Шеннон верил, что, по крайней мере, в области шахмат неодушевленные машины имеют изначальные преимущества перед человеком. Самые очевидные – это скорость обработки информации, намного превышающая возможности человеческого мозга, и бесконечные способности к вычислению. Кроме того, искусственный интеллект не будет подвержен скуке или усталости. Он станет продолжать вгрызаться в шахматные позиции, когда человек уже полностью потеряет концентрацию. Компьютеры были, по мнению Шеннона, «свободны от ошибок». Их единственные слабые места – это «недоработка программы, в то время как люди в процессе игры постоянно совершают очень простые и очевидные ошибки». Это касалось и огрехов психического состояния: компьютерам не грозили нервные срывы или самонадеянность – два недостатка у игроков-людей, приводивших к фатальным ошибкам в игре. Робот-игрок мог играть в шахматы без эмоций и настроя, демонстрируя беспристрастную игру, в которой каждый ход был просто новой математической задачей.

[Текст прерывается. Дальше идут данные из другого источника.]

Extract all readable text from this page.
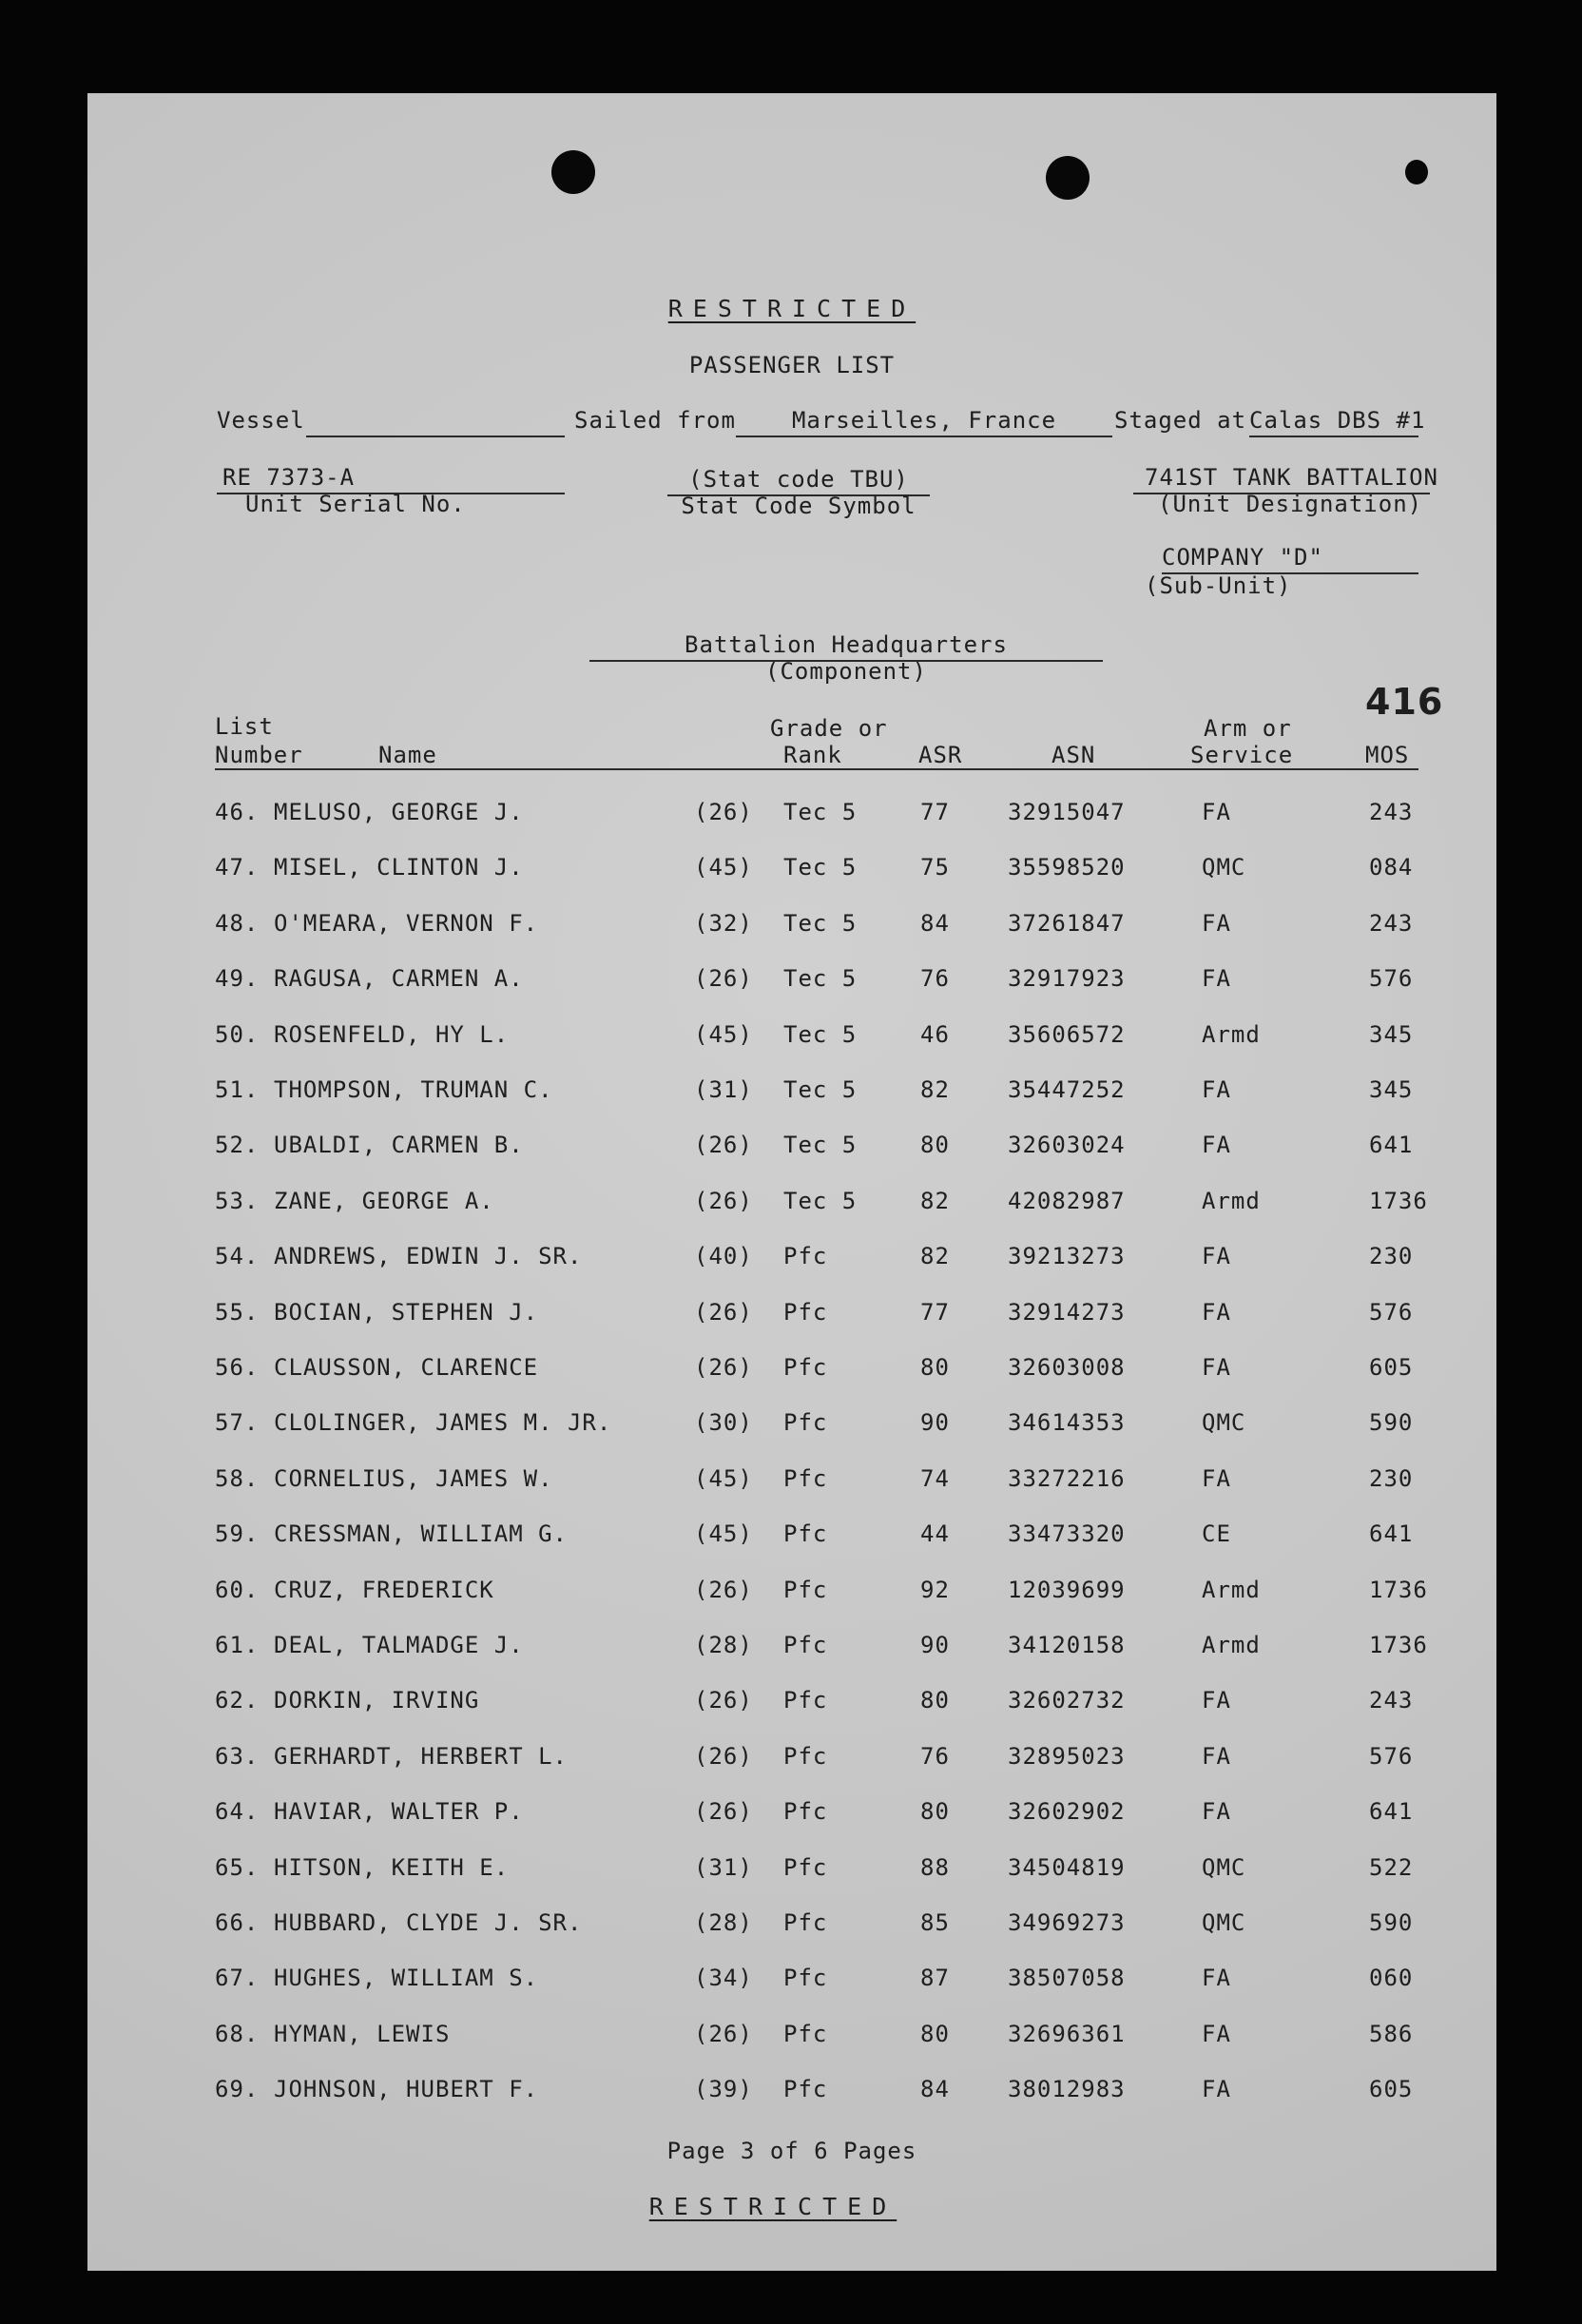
RESTRICTED
PASSENGER LIST
Vessel	Sailed from	Marseilles, France	Staged at Calas DBS #1
RE 7373-A
Unit Serial No.
(Stat code TBU)
Stat Code Symbol
741ST TANK BATTALION
(Unit Designation)
COMPANY "D"
(Sub-Unit)
Battalion Headquarters
(Component)
416
List
Number	Name
Grade or
Rank	ASR	ASN
Arm or
Service	MOS
46. MELUSO, GEORGE J.	(26) Tec 5	77	32915047	FA	243
47. MISEL, CLINTON J.	(45) Tec 5	75	35598520	QMC	084
48. O'MEARA, VERNON F.	(32) Tec 5	84	37261847	FA	243
49. RAGUSA, CARMEN A.	(26) Tec 5	76	32917923	FA	576
50. ROSENFELD, HY L.	(45) Tec 5	46	35606572	Armd	345
51. THOMPSON, TRUMAN C.	(31) Tec 5	82	35447252	FA	345
52. UBALDI, CARMEN B.	(26) Tec 5	80	32603024	FA	641
53. ZANE, GEORGE A.	(26) Tec 5	82	42082987	Armd	1736
54. ANDREWS, EDWIN J. SR.	(40) Pfc	82	39213273	FA	230
55. BOCIAN, STEPHEN J.	(26) Pfc	77	32914273	FA	576
56. CLAUSSON, CLARENCE	(26) Pfc	80	32603008	FA	605
57. CLOLINGER, JAMES M. JR.	(30) Pfc	90	34614353	QMC	590
58. CORNELIUS, JAMES W.	(45) Pfc	74	33272216	FA	230
59. CRESSMAN, WILLIAM G.	(45) Pfc	44	33473320	CE	641
60. CRUZ, FREDERICK	(26) Pfc	92	12039699	Armd	1736
61. DEAL, TALMADGE J.	(28) Pfc	90	34120158	Armd	1736
62. DORKIN, IRVING	(26) Pfc	80	32602732	FA	243
63. GERHARDT, HERBERT L.	(26) Pfc	76	32895023	FA	576
64. HAVIAR, WALTER P.	(26) Pfc	80	32602902	FA	641
65. HITSON, KEITH E.	(31) Pfc	88	34504819	QMC	522
66. HUBBARD, CLYDE J. SR.	(28) Pfc	85	34969273	QMC	590
67. HUGHES, WILLIAM S.	(34) Pfc	87	38507058	FA	060
68. HYMAN, LEWIS	(26) Pfc	80	32696361	FA	586
69. JOHNSON, HUBERT F.	(39) Pfc	84	38012983	FA	605
Page 3 of 6 Pages
RESTRICTED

Но – и Шеннон подчеркивал это – «эти качества должны быть уравновешены гибкостью, воображением, а также индуктивными и образовательными способностями человеческого мозга». Заметной уязвимостью машины, играющей в шахматы, считал Шеннон, была ее неспособность учиться в процессе, что, по его мнению, было ключевым для победы на самых сложных уровнях. Он приводит здесь высказывание Ройбена Файна, американского гроссмейстера, по поводу неверного представления людей о ведущих шахматистах и их подходе к игре: «Очень часто люди думают, что профессионалы предвидят все или почти все… что каждый шаг математически просчитан, вплоть до того, что ладейная пешка одного игрока проходит в ферзи раньше, чем пешка его противника, стоявшая рядом с конем. Все это, конечно, чистая фантазия. Лучше всего просчитывать возможные последствия на два шага вперед, но при этом пытаться вырабатывать комбинации по ходу».

Осваивая варианты каждой возможной позиции, компьютер, играющий в шахматы, будет тогда не просто выполнять функцию всесильного гроссмейстера, а всего лишь качественно иного типа игрока. По сути, человек и компьютер будут играть в две разные игры, сидя за одним столом.

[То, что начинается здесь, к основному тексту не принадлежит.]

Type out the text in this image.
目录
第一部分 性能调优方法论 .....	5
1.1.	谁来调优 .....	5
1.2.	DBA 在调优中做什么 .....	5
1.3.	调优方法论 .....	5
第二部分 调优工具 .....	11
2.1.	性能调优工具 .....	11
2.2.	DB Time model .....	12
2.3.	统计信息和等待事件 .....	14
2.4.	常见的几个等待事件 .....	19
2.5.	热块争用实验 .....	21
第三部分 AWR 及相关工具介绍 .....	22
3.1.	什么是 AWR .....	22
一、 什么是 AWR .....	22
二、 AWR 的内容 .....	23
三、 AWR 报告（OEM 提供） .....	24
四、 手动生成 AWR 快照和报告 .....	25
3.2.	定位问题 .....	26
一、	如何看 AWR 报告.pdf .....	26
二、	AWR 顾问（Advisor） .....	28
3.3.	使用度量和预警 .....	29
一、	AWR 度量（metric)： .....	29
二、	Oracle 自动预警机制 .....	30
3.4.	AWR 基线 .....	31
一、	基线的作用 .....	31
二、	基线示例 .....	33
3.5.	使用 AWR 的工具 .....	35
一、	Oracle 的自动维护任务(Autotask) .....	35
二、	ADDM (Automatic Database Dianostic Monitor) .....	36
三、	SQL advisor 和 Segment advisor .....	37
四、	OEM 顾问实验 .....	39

Поэтому Шеннон предостерегал против того, чтобы программировать компьютеры так, чтобы они вели себя в точности как люди: «Это вовсе не означает, что мы должны выстраивать стратегию в соответствии с нашим собственным видением. Скорее, она должна совпадать с возможностями и недостатками компьютера. Компьютер силен своей скоростью и точностью и слаб в аналитических способностях и узнавании». Компьютеры следовало оценивать, исходя из их собственных сильных и слабых сторон, а не как «заменителей человека». То, что дальше следовало в его статье и что позднее Шеннон популяризирует в менее специализированной статье для журнала Scientific American, представляло собой ряд алгоритмов, которые можно было ввести в компьютер в виде программы – сценарий превращения машины в хорошего, если не сказать отличного игрока.

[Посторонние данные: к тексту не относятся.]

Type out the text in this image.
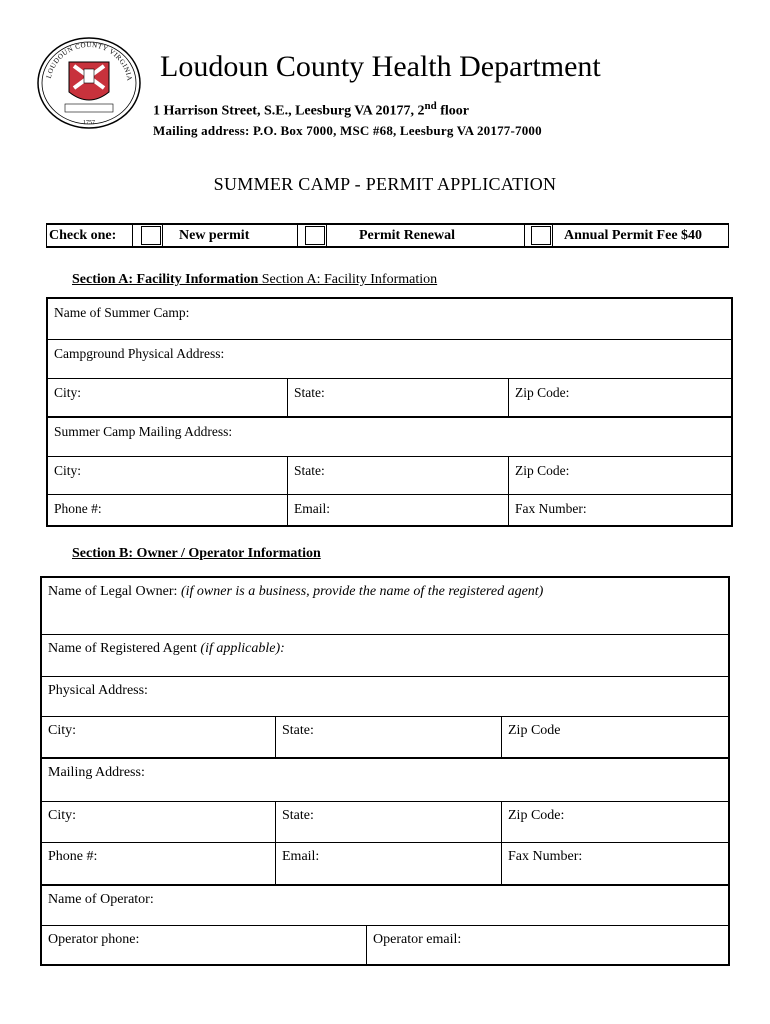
LOUDOUN COUNTY VIRGINIA
1757
Loudoun County Health Department
1 Harrison Street, S.E., Leesburg VA 20177, 2nd floor
Mailing address: P.O. Box 7000, MSC #68, Leesburg VA 20177-7000
SUMMER CAMP - PERMIT APPLICATION
Check one:	New permit	Permit Renewal	Annual Permit Fee $40
Section A: Facility Information Section A: Facility Information
Name of Summer Camp:
Campground Physical Address:
City:	State:	Zip Code:
Summer Camp Mailing Address:
City:	State:	Zip Code:
Phone #:	Email:	Fax Number:
Section B: Owner / Operator Information
Name of Legal Owner: (if owner is a business, provide the name of the registered agent)
Name of Registered Agent (if applicable):
Physical Address:
City:	State:	Zip Code
Mailing Address:
City:	State:	Zip Code:
Phone #:	Email:	Fax Number:
Name of Operator:
Operator phone:	Operator email:
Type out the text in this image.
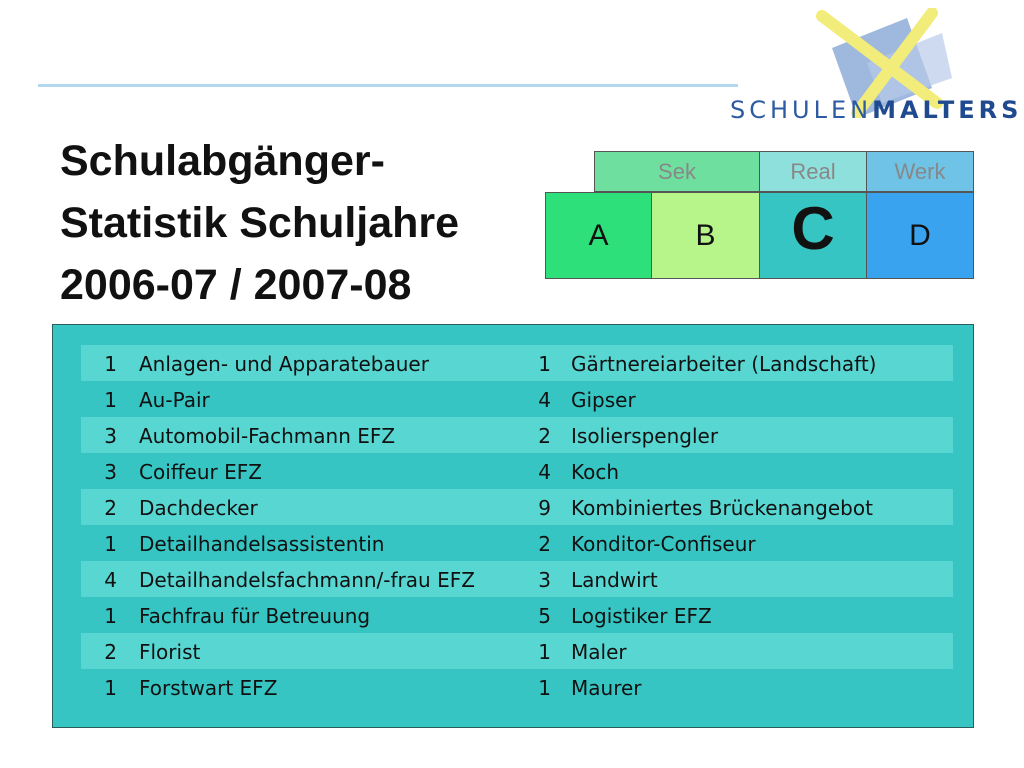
SCHULENMALTERS
Schulabgänger-
Statistik Schuljahre
2006-07 / 2007-08
Sek	Real	Werk
A	B	C	D
1 Anlagen- und Apparatebauer	1 Gärtnereiarbeiter (Landschaft)
1 Au-Pair	4 Gipser
3 Automobil-Fachmann EFZ	2 Isolierspengler
3 Coiffeur EFZ	4 Koch
2 Dachdecker	9 Kombiniertes Brückenangebot
1 Detailhandelsassistentin	2 Konditor-Confiseur
4 Detailhandelsfachmann/-frau EFZ	3 Landwirt
1 Fachfrau für Betreuung	5 Logistiker EFZ
2 Florist	1 Maler
1 Forstwart EFZ	1 Maurer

По общему признанию, это было обширное исследование: Шеннон изучал последствия каждого возможного шага; рассматривал подходы, применяющиеся в теории игр; описывал в общих чертах, как машина может справляться с оценочными шагами. В итоге он пришел к выводу, что компьютер можно запрограммировать, чтобы он идеально играл в шахматы, но такой исход будет крайне непрактичным. Это являлось, в некотором смысле, границей технологий того времени: если бы целью компьютера было просчитать все возможные ходы за себя и своего противника, то он не продвинул бы свою первую пешку, как просчитал Шеннон, в течение 1090 лет.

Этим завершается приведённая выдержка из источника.